-->

Sikap Terhadap Filsafat, Agama dan Ilmu Pengetahuan

fikriamiruddin.com - Sebagaimana sudah kita ketahui bersama bahwa filsafat, agama dan ilmu pengetahuan merupakan pilar utama peradaban. Pada saat ini banyak terjadi pembagian komunitas manusia secara parsial, satu sisi ada yang menganggap bahwa ilmu pengetahuan adalah satu-satunya ilmu yang dibutuhkan oleh manusia dikarenakan dianggap telah teruji dan memiliki standar yang jelas (ilmiah) yakni: rasional, empiris dan terukur.
Sikap Terhadap Filsafat, Agama dan Ilmu Pengetahuan

Di sisi lain ada juga yang lebih berorientasi pada nilai-nilai rasional dan empiris saja yang merupakan persepsi berparadigma filosofi, namun juga ada sebagian orang yang lebih mempercayakan pada dogma atau doktrin yang diproduksi oleh agama. Tentu saja dalam hal ini pemilahan secara parsial di antara ketiganya kemudian dirasa tidak bijaksana, hal tersebut dikarenakan ketiga pilar merupakan bagian yang tidak dapat dipisahkan dan saling melengkapi satu dengan lainnya.

Ketiga pilar utama peradaban ini diperlukan oleh manusia dalam rangka untuk memahami realitas hidupnya yang cukup kompleks. Ketiganya harus disinergikan, apakah antara filsafat dengan ilmu pengetahuan, filsafat dengan agama, ilmu pengetahuan atau bahkan disinergikan ketiga pilar tersebut agar diperoleh pemahaman yang holistik. Bagaimanakah sebenarnya sikap orang terhadap filsafat, agama dan ilmu pengetahuan?

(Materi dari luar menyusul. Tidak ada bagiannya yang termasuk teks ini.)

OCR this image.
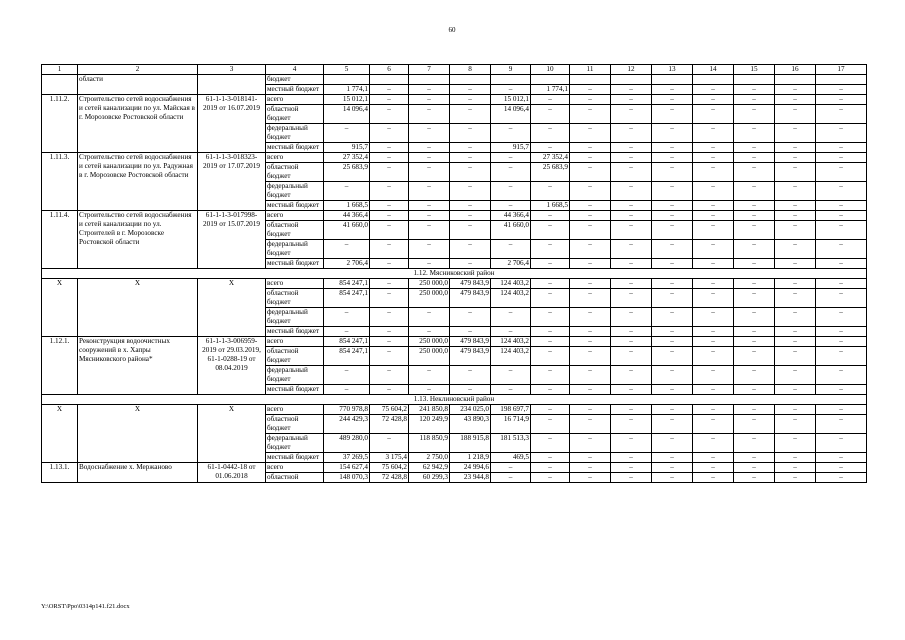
60
1	2	3	4	5	6	7	8	9	10	11	12	13	14	15	16	17
	области		бюджет													
			местный бюджет	1 774,1	–	–	–	–	1 774,1	–	–	–	–	–	–	–
1.11.2.	Строительство сетей водоснабжения и сетей канализации по ул. Майская в г. Морозовске Ростовской области	61-1-1-3-018141-2019 от 16.07.2019	всего	15 012,1	–	–	–	15 012,1	–	–	–	–	–	–	–	–
			областной бюджет	14 096,4	–	–	–	14 096,4	–	–	–	–	–	–	–	–
			федеральный бюджет	–	–	–	–	–	–	–	–	–	–	–	–	–
			местный бюджет	915,7	–	–	–	915,7	–	–	–	–	–	–	–	–
1.11.3.	Строительство сетей водоснабжения и сетей канализации по ул. Радужная в г. Морозовске Ростовской области	61-1-1-3-018323-2019 от 17.07.2019	всего	27 352,4	–	–	–	–	27 352,4	–	–	–	–	–	–	–
			областной бюджет	25 683,9	–	–	–	–	25 683,9	–	–	–	–	–	–	–
			федеральный бюджет	–	–	–	–	–	–	–	–	–	–	–	–	–
			местный бюджет	1 668,5	–	–	–	–	1 668,5	–	–	–	–	–	–	–
1.11.4.	Строительство сетей водоснабжения и сетей канализации по ул. Строителей в г. Морозовске Ростовской области	61-1-1-3-017998-2019 от 15.07.2019	всего	44 366,4	–	–	–	44 366,4	–	–	–	–	–	–	–	–
			областной бюджет	41 660,0	–	–	–	41 660,0	–	–	–	–	–	–	–	–
			федеральный бюджет	–	–	–	–	–	–	–	–	–	–	–	–	–
			местный бюджет	2 706,4	–	–	–	2 706,4	–	–	–	–	–	–	–	–
1.12. Мясниковский район																
X	X	X	всего	854 247,1	–	250 000,0	479 843,9	124 403,2	–	–	–	–	–	–	–	–
			областной бюджет	854 247,1	–	250 000,0	479 843,9	124 403,2	–	–	–	–	–	–	–	–
			федеральный бюджет	–	–	–	–	–	–	–	–	–	–	–	–	–
			местный бюджет	–	–	–	–	–	–	–	–	–	–	–	–	–
1.12.1.	Реконструкция водоочистных сооружений в х. Хапры Мясниковского района*	61-1-1-3-006959-2019 от 29.03.2019, 61-1-0288-19 от 08.04.2019	всего	854 247,1	–	250 000,0	479 843,9	124 403,2	–	–	–	–	–	–	–	–
			областной бюджет	854 247,1	–	250 000,0	479 843,9	124 403,2	–	–	–	–	–	–	–	–
			федеральный бюджет	–	–	–	–	–	–	–	–	–	–	–	–	–
			местный бюджет	–	–	–	–	–	–	–	–	–	–	–	–	–
1.13. Неклиновский район																
X	X	X	всего	770 978,8	75 604,2	241 850,8	234 025,0	198 697,7	–	–	–	–	–	–	–	–
			областной бюджет	244 429,3	72 428,8	120 249,9	43 890,3	16 714,9	–	–	–	–	–	–	–	–
			федеральный бюджет	489 280,0	–	118 850,9	188 915,8	181 513,3	–	–	–	–	–	–	–	–
			местный бюджет	37 269,5	3 175,4	2 750,0	1 218,9	469,5	–	–	–	–	–	–	–	–
1.13.1.	Водоснабжение х. Мержаново	61-1-0442-18 от 01.06.2018	всего	154 627,4	75 604,2	62 942,9	24 994,6	–	–	–	–	–	–	–	–	–
			областной	148 070,3	72 428,8	60 299,3	23 944,8	–	–	–	–	–	–	–	–	–
Y:\ORST\Ppo\0314p141.f21.docx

Baca Juga: Kedudukan, Fungsi dan Tujuan Filsafat

Sikap Orang pada Umumnya

Secara historis, filsafat telah berusaha untuk mengatasi ketegangan antara kecenderungan akal untuk membentuk kerangka teoritis formal mengenai realitas kehidupan ini di satu pihak. Dan di pihak lain realitas kehidupan dialami sebagai suatu yang senantiasa mengalir, berubah, tanpa bentuk yang pasti dan menyangkut demikian banyak aspek sekaligus. Sehingga dalam hal ini Plato meyakini bahwa refleksi akal budi manusia mampu menyaring peristiwa-peristiwa nyata yang partikular dan unik.

Dalam rangka mendapatkan idea yang inti, abadi dan universal. Fokus refleksi mesti diarahkan pada peersoalan “kebenaran” yang bersifat abstrak. Sedangkan Aristoteles berpandangan bahwa yang inti dan universal itu tidak didapatkan terutama melalui refleksi. Hakikat dari realitas itu terdapat dalam kenyataan duniawi ini, dalam gerakan dan perubahannya.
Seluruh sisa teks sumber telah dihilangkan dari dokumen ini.